Un nouveau conflit dans une région en crise
L'isolement diplomatique du Qatar déstabilisera un peu plus la région, prévient Jornal de Negócios :
«La rupture des relations diplomatiques avec le Qatar, tout comme celle des liens terrestres, maritimes et aériens, était un épilogue prévisible. ... De mémoire d'homme, il s'agit de la pire crise diplomatique qui soit jamais survenue entre les Etats du Golfe. C'est aussi le résultat d'une campagne de propagande sophistiquée, visant à jeter le discrédit sur le petit pays du Qatar et son émir, Tamim ben Hamad Al Than. ... Cette zizanie ne fait que verser de l'huile sur le feu, à un moment où de nouvelles alliances se forment au Proche-Orient et où d'anciens alliés se disputent. ... Elle attise aussi les divergences au sein du Conseil de coopération du Golfe, de plus en plus divisé sur de nombreux sujets, à commencer par les relations avec l'Iran.»
L'action trompeuse de Riyad
Rzeczpospolita y voit une initiative hypocrite :
«Les Saoudiens semblent s'inquiéter pour la paix régionale, mise à mal par les islamistes radicaux ; or cette crainte serait plus crédible s'ils n'avaient pas eux-mêmes soutenu les extrémistes. L'opposition britannique exige actuellement du gouvernement que celui-ci divulgue enfin un rapport établissant clairement qui appuie les djihadistes en Grande-Bretagne. De l'avis de l'opposition, le gouvernement dissimule ce rapport pour ne pas avoir à révéler la responsabilité saoudienne. Il est indéniable que l'une des sources de l'idéologie qui pousse des musulmans à se faire exploser dans des stades se trouve en Arabie saoudite. Une autre petite source est au Qatar. Mais est-ce vraiment dans cet émirat que les saoudiens devraient commencer la lutte contre le fondamentalisme islamiste ?»
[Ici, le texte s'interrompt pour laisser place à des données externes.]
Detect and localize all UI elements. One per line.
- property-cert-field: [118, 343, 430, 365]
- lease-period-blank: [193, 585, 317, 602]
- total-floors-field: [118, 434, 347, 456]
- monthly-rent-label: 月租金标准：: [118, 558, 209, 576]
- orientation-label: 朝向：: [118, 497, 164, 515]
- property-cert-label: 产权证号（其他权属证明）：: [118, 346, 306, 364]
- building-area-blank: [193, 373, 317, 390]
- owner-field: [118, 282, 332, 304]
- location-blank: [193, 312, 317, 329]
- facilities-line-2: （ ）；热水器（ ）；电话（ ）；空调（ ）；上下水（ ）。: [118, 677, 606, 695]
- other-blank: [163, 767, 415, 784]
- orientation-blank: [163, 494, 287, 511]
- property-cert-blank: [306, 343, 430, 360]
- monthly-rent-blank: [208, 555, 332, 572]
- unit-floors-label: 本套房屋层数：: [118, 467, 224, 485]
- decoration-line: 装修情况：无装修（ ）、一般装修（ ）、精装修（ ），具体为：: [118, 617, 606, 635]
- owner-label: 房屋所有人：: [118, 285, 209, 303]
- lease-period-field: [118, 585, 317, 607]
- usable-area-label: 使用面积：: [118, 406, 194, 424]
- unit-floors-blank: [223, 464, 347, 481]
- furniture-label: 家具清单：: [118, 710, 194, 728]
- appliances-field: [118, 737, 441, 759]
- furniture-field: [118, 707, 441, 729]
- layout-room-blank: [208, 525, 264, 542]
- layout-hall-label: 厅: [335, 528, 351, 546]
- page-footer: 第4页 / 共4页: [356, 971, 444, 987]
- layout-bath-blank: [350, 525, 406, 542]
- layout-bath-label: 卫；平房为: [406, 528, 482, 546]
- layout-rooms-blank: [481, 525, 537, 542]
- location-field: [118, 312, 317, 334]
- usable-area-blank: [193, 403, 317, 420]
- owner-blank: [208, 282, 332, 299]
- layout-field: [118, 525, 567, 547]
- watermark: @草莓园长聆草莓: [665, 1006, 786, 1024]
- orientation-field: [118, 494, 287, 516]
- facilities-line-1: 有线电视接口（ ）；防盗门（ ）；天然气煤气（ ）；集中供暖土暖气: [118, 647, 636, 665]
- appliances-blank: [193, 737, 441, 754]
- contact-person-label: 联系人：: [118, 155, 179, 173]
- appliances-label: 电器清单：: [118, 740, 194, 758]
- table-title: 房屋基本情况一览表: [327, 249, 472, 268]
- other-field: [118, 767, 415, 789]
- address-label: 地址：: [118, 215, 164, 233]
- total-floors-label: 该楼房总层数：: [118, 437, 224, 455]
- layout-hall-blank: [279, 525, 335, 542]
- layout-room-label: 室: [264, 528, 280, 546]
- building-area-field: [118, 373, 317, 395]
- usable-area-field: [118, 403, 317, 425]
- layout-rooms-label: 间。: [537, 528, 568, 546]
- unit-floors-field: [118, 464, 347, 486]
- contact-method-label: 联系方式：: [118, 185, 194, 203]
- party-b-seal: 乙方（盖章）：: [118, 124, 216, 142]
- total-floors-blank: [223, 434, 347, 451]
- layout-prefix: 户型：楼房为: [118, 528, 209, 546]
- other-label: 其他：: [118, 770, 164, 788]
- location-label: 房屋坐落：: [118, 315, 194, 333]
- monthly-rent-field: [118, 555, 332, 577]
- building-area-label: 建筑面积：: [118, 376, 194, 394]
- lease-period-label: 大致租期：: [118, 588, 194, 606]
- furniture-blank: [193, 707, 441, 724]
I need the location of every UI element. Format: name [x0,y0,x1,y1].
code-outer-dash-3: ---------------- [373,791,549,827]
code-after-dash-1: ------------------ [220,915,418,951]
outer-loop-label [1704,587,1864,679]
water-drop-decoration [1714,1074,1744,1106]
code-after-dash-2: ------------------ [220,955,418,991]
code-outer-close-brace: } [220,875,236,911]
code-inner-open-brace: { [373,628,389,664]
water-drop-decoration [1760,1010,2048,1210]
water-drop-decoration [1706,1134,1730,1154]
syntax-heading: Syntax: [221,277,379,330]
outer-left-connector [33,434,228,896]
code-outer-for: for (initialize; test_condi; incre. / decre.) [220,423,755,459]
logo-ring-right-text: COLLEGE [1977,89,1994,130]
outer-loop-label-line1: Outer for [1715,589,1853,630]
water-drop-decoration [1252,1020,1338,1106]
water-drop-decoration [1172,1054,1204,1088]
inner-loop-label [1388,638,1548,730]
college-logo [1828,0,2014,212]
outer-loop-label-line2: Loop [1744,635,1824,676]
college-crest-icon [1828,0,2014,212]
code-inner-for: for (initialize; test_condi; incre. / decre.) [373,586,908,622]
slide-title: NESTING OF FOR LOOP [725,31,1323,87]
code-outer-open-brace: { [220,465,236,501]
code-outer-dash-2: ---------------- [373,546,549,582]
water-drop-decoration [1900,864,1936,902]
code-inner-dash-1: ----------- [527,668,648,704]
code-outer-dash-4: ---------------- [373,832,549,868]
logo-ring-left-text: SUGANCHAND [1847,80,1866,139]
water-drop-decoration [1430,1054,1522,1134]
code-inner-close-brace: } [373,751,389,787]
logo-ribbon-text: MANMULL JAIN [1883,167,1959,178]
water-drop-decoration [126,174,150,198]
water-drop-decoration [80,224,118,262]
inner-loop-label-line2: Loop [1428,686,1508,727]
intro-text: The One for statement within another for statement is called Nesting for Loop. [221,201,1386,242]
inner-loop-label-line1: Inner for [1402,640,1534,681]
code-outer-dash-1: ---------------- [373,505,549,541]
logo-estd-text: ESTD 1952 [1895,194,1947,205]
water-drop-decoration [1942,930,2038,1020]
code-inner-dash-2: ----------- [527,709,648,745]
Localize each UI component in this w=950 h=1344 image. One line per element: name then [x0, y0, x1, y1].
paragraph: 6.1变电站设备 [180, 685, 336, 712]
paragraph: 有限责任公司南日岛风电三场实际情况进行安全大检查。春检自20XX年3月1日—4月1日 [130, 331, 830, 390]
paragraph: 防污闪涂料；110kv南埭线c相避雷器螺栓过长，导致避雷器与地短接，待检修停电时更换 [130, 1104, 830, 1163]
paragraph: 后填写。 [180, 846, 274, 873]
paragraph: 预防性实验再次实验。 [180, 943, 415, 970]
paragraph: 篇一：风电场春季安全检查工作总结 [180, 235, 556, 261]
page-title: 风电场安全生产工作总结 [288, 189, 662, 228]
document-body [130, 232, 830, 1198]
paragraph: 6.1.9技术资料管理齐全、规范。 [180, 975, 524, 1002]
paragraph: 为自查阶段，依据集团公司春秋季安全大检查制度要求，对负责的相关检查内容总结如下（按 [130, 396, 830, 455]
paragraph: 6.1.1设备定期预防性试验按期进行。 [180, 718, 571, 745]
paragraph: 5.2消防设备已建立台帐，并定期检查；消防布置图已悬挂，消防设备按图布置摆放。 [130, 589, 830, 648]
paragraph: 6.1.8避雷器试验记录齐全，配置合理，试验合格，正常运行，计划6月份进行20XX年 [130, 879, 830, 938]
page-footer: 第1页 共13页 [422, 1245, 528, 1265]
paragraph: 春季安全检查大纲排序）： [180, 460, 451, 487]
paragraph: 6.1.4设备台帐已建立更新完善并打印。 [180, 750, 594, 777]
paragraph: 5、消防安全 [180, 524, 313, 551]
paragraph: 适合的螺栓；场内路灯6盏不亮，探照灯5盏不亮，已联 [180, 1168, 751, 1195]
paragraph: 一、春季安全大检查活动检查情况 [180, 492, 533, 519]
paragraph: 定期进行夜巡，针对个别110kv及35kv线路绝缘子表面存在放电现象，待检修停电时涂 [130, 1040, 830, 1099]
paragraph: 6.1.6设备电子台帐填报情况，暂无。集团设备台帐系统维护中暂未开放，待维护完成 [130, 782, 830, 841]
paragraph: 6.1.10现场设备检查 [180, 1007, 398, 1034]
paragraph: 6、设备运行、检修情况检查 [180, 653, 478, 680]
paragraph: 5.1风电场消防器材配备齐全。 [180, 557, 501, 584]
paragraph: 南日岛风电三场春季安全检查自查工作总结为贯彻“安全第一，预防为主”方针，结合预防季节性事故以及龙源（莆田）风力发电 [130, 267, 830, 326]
La Coupe du monde 2022 est menacée
L'organisateur du Mondial de football 2022 connaît de réels ennuis, analyse le portail Webcafé :
«L'évènement sportif à venir est crucial pour le Qatar. Au cours des dernières années, les investissements dans les stades et les infrastructures ont été énormes. Douze nouveaux stades sont en cours de construction, dont l'un sur une île artificielle créée pour l'occasion. Mais les travaux ne pourront pas se faire sans l'importation de matériaux de construction depuis l'étranger. … La compagnie aérienne des Emirats arabes unis suspendra ses vols en direction du Qatar et les six émirats ont fermé leur espace aérien aux avions de Qatar Airways, la compagnie nationale qatari. Les vols en provenance de l'Europe et l'Asie, qui sont les plus rentables pour la compagnie, seront ainsi sérieusement retardés et deviendront plus onéreux. De nombreux passagers annuleront leur vol pour cette raison.»